The early years for Joyce were absolutely challenging, especially when she was hospitalized for very bad pneumonia. Trained by taking care of a little girl who got sick so often, Joyce called me “Doctor Mom”! Despite the difficult times, Joyce was a happy and intelligent baby; I remember she had called me Mama at eight months old corrected. Now, she has grown up into a healthy and smart young lady with a big heart.

As a mom of a preemie, there were moments of anxiety and emotion: Will my baby girl be alright? Will she forget to breathe again? How will I produce enough milk for her? When people stared at me and my small baby, I wondered why they did not ask me for the real story, instead of forming judgments. Even when she was brought home, the questions continued. Will Joyce get pneumonia for the fourth time if I let her play in the snow? Will she stand up for herself if she is bullied at school? I do not know how many nights my pillow was wet with my tears.

Of course, there were also countless joyful moments: When Joyce cried for the first time; when she always giggled whenever I said peek-a-boo; when she finished the whole bottle without spilling any; when I witnessed her achieve every small step. Then, when she drew me beautiful pictures, made me pretty cards and crafts, and when she entered university with top scholarship.

All in all, I cannot ask for a better daughter; I am so proud of her, and thank you Joyce for making a better me and a proud mom!

 

From Joyce (Daughter):

Joyce

A newborn baby pierces the room with a cry for air, and with her eyes open and fingers outstretched, she is ready to explore the world. That was the delivery my mother should have had, but when I arrived three months early, the surgical room was silent. Before even seeing her baby, the doctors whisked me away. They later revealed that inside a body that was smaller than a tissue box and weighed about two oranges, my lungs, eyes, and immune system were very underdeveloped.

Improvements in my health over the next weeks at the NICU can in part be attributed to the fantastic health care team who had so much knowledge and dedication. Their ability to console worried parents, and to openly communicate about their child’s health, makes them a source of stability and honesty during unpredictable times. Despite the excellence of the health care team, I would not be leading a healthy life today were it not for my parents.

My birth was risky, but my parents were the true risk takers.
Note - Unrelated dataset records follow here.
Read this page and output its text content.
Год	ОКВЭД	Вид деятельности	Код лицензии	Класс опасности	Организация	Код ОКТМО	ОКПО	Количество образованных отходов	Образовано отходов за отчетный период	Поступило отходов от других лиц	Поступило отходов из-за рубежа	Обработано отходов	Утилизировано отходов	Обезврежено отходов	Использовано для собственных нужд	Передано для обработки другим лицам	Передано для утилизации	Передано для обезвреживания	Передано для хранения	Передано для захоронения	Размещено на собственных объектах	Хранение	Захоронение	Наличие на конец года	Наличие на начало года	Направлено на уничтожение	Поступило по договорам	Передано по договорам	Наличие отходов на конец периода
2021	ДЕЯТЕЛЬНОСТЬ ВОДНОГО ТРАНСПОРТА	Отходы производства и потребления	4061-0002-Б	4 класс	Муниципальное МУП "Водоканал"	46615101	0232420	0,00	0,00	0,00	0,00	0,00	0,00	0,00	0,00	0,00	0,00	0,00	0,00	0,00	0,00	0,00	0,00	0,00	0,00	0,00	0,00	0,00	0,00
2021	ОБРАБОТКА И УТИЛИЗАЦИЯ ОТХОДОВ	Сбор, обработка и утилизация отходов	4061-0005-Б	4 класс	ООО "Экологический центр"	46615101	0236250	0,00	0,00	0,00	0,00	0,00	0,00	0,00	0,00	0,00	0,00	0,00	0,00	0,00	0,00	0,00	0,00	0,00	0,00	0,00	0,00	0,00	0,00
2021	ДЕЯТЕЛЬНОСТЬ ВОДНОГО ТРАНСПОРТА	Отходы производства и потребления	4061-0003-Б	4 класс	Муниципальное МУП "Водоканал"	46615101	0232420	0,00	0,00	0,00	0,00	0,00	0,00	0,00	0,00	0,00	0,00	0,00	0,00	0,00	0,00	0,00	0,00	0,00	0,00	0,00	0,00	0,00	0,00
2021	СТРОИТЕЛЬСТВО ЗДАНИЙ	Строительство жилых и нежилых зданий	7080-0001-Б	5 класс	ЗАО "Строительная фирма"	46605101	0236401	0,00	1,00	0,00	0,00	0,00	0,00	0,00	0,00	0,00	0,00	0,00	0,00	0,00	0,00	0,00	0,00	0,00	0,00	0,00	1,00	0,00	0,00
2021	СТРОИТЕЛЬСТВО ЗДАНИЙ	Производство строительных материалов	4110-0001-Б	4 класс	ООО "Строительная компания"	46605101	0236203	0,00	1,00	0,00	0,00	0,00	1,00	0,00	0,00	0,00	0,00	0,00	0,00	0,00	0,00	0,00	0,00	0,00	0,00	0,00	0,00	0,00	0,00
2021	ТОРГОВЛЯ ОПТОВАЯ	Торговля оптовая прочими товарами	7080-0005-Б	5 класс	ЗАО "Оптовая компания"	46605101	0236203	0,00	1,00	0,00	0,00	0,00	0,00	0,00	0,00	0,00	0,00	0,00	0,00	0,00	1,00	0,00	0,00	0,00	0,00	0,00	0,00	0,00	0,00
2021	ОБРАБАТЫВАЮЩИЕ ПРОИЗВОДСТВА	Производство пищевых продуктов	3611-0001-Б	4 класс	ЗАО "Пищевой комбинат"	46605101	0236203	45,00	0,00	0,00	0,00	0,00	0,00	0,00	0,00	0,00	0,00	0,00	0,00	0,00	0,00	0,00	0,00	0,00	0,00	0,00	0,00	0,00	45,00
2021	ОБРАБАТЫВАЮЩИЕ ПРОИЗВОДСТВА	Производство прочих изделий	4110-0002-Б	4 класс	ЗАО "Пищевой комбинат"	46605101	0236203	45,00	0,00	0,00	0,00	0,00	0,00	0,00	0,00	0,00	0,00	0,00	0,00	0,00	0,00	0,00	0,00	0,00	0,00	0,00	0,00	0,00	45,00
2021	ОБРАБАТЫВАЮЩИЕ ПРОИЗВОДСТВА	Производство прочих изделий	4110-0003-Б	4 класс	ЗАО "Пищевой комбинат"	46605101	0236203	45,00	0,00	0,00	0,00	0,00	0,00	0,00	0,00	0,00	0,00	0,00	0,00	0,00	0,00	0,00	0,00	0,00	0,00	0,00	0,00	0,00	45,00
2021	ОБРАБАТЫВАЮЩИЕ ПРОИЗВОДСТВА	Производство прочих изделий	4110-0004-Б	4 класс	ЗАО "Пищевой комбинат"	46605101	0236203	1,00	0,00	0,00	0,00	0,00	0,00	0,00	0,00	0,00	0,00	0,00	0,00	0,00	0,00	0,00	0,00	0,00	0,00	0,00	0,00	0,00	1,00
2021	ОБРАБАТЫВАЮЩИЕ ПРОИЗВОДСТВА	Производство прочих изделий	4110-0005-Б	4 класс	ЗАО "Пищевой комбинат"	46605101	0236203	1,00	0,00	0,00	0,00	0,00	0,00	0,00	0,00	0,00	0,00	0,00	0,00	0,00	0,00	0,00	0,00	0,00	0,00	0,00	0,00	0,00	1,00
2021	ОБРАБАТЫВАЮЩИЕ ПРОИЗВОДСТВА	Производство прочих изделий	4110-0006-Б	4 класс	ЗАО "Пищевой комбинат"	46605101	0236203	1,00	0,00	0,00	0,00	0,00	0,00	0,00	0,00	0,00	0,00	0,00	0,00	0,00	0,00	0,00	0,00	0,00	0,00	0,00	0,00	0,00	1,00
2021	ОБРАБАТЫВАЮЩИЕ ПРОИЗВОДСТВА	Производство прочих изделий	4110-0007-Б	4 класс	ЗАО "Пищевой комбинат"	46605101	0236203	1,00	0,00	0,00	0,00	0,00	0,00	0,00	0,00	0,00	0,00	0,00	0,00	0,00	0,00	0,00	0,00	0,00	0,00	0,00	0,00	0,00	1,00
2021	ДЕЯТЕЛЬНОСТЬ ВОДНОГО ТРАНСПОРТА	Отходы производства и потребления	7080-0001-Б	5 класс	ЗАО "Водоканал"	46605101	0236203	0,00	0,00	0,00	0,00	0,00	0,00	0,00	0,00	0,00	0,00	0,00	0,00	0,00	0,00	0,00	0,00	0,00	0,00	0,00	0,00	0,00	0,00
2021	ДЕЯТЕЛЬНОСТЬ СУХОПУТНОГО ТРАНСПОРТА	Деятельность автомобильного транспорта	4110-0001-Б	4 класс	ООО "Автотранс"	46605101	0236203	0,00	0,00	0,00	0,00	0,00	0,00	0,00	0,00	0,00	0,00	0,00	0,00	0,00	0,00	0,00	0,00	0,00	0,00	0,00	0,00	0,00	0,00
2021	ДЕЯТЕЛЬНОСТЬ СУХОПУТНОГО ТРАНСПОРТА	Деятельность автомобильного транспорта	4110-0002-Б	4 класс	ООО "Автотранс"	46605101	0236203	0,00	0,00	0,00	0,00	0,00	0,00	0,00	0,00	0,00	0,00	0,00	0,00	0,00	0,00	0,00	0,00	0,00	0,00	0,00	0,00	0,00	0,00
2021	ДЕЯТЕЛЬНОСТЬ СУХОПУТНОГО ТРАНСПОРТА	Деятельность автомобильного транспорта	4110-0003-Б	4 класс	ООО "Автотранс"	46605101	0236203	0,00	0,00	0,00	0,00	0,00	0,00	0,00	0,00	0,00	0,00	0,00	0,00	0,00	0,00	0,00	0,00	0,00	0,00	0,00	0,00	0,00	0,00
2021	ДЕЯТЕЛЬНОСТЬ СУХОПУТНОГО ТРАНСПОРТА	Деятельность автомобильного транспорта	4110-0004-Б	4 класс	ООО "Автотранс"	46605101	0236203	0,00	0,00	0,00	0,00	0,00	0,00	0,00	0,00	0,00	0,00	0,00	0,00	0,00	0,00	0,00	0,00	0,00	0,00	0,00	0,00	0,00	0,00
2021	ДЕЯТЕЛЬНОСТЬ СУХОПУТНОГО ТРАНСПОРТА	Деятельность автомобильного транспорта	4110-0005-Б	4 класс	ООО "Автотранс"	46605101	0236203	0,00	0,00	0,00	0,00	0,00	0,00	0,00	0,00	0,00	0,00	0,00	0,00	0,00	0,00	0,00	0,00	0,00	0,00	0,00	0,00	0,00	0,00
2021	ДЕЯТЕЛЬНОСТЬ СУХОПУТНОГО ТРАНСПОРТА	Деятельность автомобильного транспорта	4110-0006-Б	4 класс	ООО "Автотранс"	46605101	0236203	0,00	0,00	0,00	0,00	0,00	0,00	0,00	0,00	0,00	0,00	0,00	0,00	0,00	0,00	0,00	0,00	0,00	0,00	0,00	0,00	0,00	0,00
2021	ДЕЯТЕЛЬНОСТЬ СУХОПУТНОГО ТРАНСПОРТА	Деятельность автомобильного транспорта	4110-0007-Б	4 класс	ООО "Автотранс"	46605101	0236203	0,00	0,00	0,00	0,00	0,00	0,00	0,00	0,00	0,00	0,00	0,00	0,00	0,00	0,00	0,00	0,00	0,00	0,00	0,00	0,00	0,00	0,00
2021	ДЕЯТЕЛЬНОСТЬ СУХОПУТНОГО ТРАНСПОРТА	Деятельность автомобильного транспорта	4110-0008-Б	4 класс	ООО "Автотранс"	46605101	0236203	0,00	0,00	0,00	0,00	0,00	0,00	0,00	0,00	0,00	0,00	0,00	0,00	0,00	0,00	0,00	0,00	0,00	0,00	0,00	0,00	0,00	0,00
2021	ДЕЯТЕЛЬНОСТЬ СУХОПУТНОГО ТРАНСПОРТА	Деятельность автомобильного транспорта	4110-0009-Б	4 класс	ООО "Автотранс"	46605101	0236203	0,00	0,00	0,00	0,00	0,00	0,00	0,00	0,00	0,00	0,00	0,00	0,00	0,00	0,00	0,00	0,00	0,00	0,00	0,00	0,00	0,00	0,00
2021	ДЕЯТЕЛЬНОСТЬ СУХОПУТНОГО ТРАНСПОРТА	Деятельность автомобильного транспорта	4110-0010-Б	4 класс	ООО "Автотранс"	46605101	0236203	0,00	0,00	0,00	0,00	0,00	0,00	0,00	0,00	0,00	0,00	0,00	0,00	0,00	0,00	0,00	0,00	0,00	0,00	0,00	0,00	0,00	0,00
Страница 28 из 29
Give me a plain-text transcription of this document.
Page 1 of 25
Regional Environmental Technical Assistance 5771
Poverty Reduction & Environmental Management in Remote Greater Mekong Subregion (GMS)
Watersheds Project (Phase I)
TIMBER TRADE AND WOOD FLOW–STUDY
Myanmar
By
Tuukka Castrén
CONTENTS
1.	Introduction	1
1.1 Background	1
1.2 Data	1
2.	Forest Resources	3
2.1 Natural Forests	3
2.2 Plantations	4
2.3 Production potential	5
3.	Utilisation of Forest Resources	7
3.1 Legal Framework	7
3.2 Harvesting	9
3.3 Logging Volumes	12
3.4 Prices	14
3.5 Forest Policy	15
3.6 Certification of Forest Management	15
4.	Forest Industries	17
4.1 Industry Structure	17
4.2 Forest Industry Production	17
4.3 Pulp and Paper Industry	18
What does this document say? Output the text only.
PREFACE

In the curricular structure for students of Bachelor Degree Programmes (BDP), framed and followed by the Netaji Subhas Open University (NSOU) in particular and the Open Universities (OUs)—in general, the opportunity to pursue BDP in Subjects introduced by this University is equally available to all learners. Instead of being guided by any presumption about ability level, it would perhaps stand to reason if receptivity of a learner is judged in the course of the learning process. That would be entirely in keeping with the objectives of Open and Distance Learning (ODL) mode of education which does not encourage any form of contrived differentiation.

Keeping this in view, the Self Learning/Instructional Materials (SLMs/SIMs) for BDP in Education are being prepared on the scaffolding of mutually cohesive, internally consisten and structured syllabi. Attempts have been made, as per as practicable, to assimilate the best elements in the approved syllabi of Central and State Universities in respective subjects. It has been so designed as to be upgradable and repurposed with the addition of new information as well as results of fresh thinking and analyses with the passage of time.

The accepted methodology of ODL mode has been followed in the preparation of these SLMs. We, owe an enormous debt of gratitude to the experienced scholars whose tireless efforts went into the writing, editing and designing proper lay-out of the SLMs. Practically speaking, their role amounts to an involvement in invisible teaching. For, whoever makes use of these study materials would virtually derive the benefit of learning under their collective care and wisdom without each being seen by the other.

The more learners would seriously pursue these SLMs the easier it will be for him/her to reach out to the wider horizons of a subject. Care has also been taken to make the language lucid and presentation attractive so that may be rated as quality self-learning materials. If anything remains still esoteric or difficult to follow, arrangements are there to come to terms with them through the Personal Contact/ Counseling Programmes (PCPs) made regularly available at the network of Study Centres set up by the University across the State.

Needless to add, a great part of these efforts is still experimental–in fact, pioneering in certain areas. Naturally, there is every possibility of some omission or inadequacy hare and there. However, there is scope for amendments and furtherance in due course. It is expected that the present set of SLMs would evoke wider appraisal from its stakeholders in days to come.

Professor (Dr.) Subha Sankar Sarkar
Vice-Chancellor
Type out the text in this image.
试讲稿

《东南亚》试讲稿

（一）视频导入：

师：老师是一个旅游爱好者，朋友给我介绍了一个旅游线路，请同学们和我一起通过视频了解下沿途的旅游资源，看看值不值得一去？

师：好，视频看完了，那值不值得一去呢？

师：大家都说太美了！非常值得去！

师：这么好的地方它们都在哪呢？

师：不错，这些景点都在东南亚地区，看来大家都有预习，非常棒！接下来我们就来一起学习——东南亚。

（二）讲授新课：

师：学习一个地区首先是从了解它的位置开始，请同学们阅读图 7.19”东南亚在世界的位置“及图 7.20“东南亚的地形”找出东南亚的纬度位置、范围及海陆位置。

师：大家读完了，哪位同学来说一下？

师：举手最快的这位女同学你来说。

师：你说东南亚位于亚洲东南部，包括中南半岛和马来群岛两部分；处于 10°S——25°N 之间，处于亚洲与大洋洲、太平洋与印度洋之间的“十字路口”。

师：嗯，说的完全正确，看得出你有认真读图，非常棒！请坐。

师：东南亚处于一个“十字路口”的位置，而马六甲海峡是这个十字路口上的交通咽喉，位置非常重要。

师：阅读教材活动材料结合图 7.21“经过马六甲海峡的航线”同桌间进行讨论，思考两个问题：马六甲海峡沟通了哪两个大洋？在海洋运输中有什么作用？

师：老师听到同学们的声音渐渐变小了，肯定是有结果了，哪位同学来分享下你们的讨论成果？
Often the odds seemed stacked against my survival, but my parents still committed all of their love. Questions of whether they would be able to see me grow stronger, reach my first birthday, or my high school graduation crossed their minds every day. What kind of music, sports, and ice cream will our daughter like? Typical questions that other parents would certainly find answers to in time. Yet, for parents of premature babies, there is a fear of not having enough time with the child.

I admire that when facing this uncertainty, my parents acted with courage and hope, holding on to that silver lining. And even though they initially did not know how to care for a baby so small and with specific health needs, they took every opportunity to be involved and to learn.

After the stressful months at the NICU, I was finally permitted to go home – but it was not smooth sailing yet! Every night my parents’ sleeping was interrupted with the crying of a baby who did not want to rest (or cooperate during meal times, baths, or trips in the stroller for that matter). During elementary school, guess who had to help out on projects about pioneers, prairie dogs, model cars, and Costa Rica? Dad and Mom.

Fast forward to this September, and I will be entering my fourth year of undergraduate study in the Arts and Science Program at McMaster University. Now it seems that I am the one asking a lot of questions: in which direction is my career, and how am I to tackle this thesis? Despite living more than an hour’s drive away from home, they visit me on weekends, bring me delicious food, and are quick to offer sage advice.

This story began on a slippery slope, but I am grateful for where we are today. The small scars on my arms and heels from the needles I had relied on almost 21 years ago in the NICU still remind me that life is a gift. Above all, the scars remind me of the support, strength and unconditional love of my parents since day one.